Yes, your right, but it’s a maximum of $99. When I’ve transferred my MR to Delta, I did pay a transfer fee. With SPG, I didn’t pay a fee. Not such a great card after all, is it?
Huh? The fee is minuscule.
SPG can take up to a week to transfer. MRs are (mostly) instant. You’d be a fool to chose to transfer SPG vs MRs because of such a minuscule fee as you run big risk of having hard-to-find award space disappear.
This is the same as it has been for a few years at least. 100,000 points transferred costs $60, which is a little bit of a bummer but shouldn’t be a deal-breaker. Transfers to the most valuable partners in many cases, ANA and BA, are free.
yes this has been in place for years.
Not a major deal in my book. Much better value can be has with ANA anyways.

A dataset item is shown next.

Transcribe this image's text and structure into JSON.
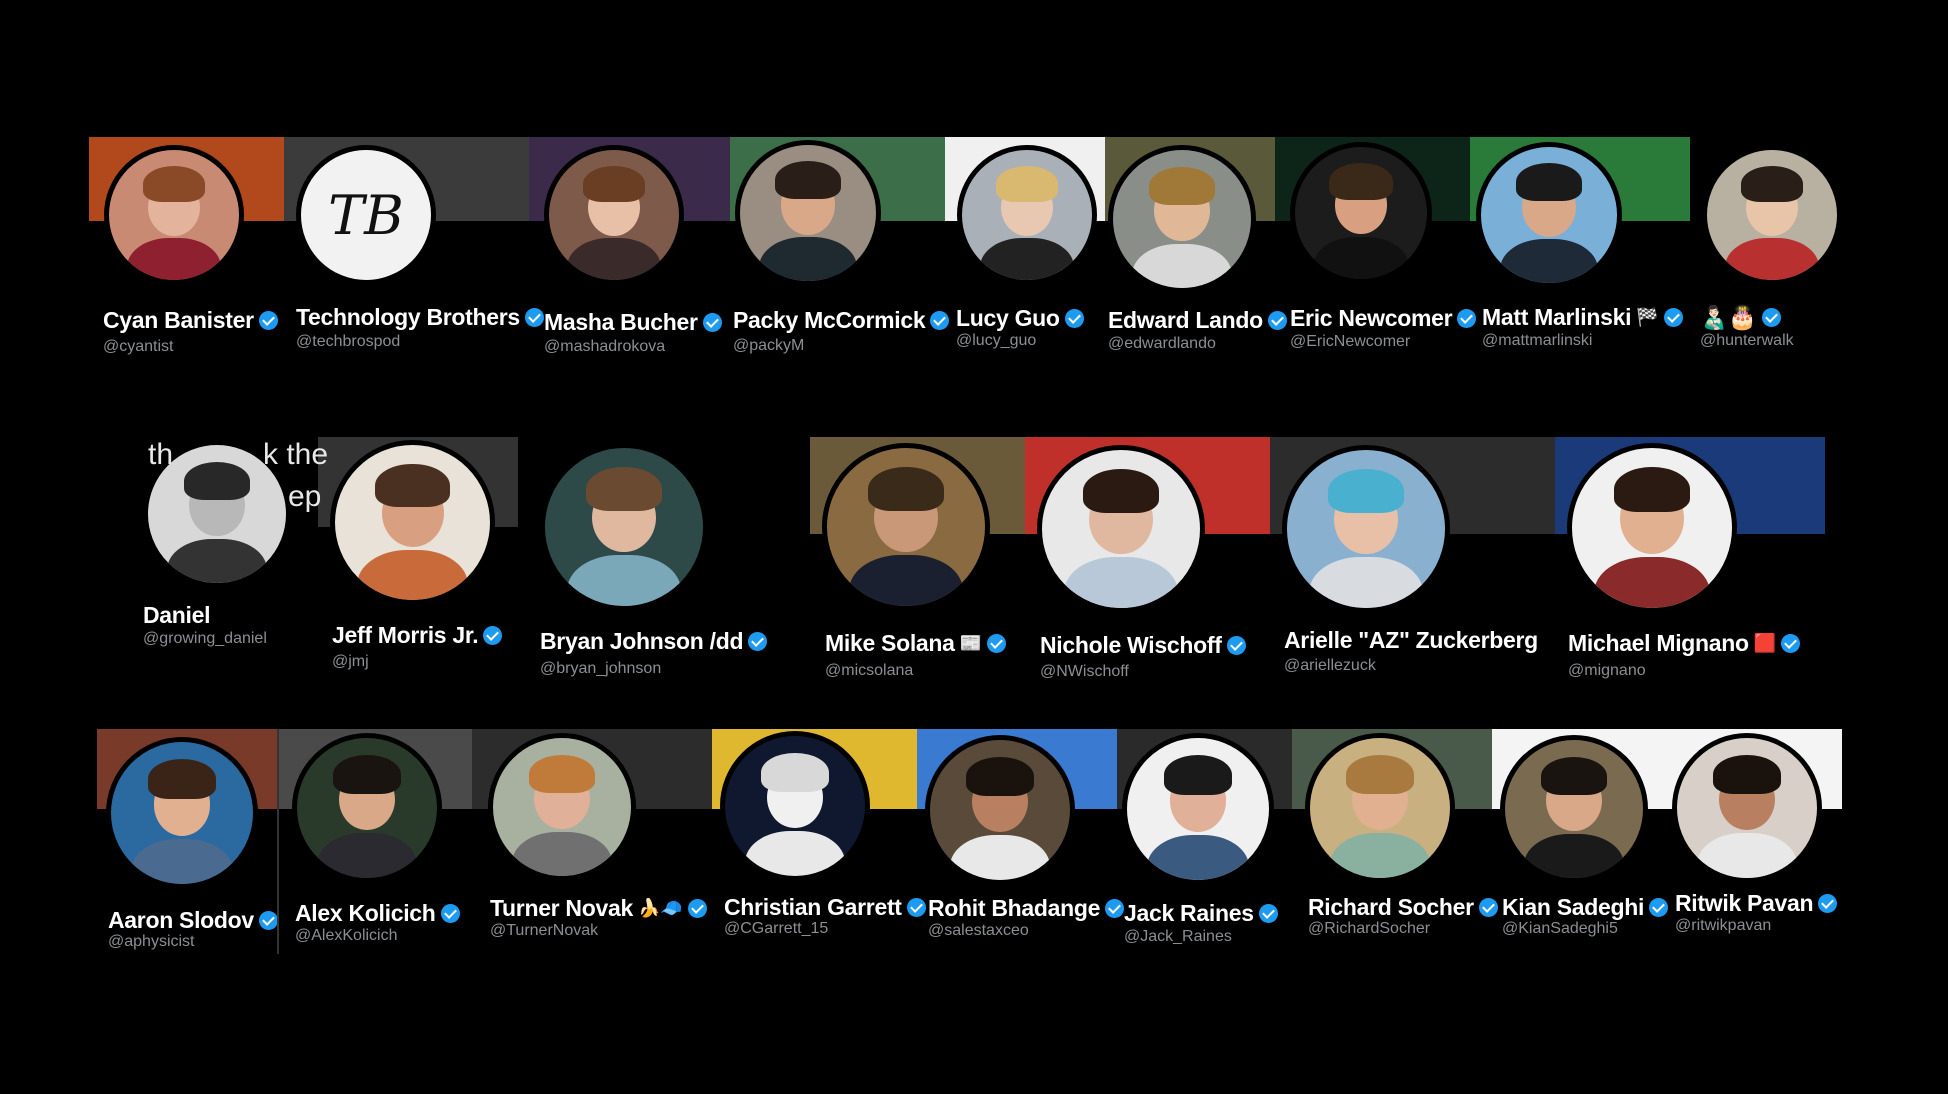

Yeah this has been around forever. It affects the value of MR, but I still will transfer to US carriers if I need a top off.
Whoops — guess this shows how often I transfer MR points to US Airlines.
It’s been like that forever… The fee is minuscule though, not that I want other points programs to implement it, but it is. 50k points will cost you $30 to transfer. Only for US airlines though. For foreign ones (like BA) there’s no fee.
This is not new. Amex essentially purchases the miles from the frequent flyer program in order to “transfer” them to your account. Purchasing miles in the U.S. requires paying a tax. Programs like Ultimate Rewards eat this tax themselves, but Amex prefers to pass it on to their members.
Thanks for the clarification Scott!
Not sure why this is worthy of a post. Literally been going on for years.
$11.10 for 18000 Avios, instant transfer. Happy to pay.
As others have said, this is nothing new. Just something to think about I suppose
$0.0006 per point is something to be considered, but it’s not a lot, well under 6% of the value of the points being transferred.
There are ways to recoup this cost….some ethical…some non-ethical…. Errr…I mean, non- standard.